Not that employer Exchange eligibility would itself make Jeremy's life or finances more bearable. For one thing, there's the gap before the Exchange gets rolling.
Then there's the issue -- hardly ever addressed in news coverage -- of what precisely it means for an employer, as opposed to an individual, to be Exchange eligible. Would Jeremy be free to choose the public plan? Or would he still be locked into whatever plan, public or private, the employer chose from the Exchange?
I put that question to an HCAN spokesperson, who essentially answered that the employer could either dictate the choice of plan from the Exchange or release the employee to make his individual choice from the Exchange. So, at least if the HCAN guy is right (a big caveat), Jeremy's freedom or lack thereof to "shop" on the Exchange would still be in the hands of his employer.
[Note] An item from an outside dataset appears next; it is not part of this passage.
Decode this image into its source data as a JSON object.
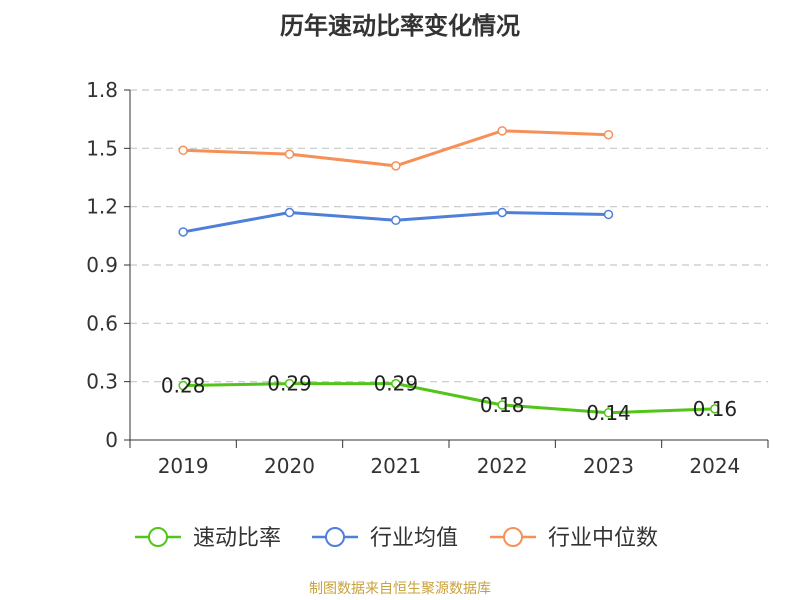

Which still begs the question of whether an Exchange plan -- public or not, subsidized or not -- would protect someone like Jeremy from the claim-by-claim, expense-by-expense obstructions that make the actual difference between real-life "affordability" and hardship.
The true scandal of Obamacare has always been the glib conflation of "affordable" insurance with real-life medical financial security. Thanks for hammering on that theme so often, and with so little company among journalists.
#3 Posted by ralphbon, CJR on Thu 3 Dec 2009 at 01:28 AM
Meanwhile, a note to the CJR copy editor: the phrase "for awhile" does not exist. You need to either separate "a while" or, if appropriate in context, lose the "for" and let "awhile" stand alone as an adverb.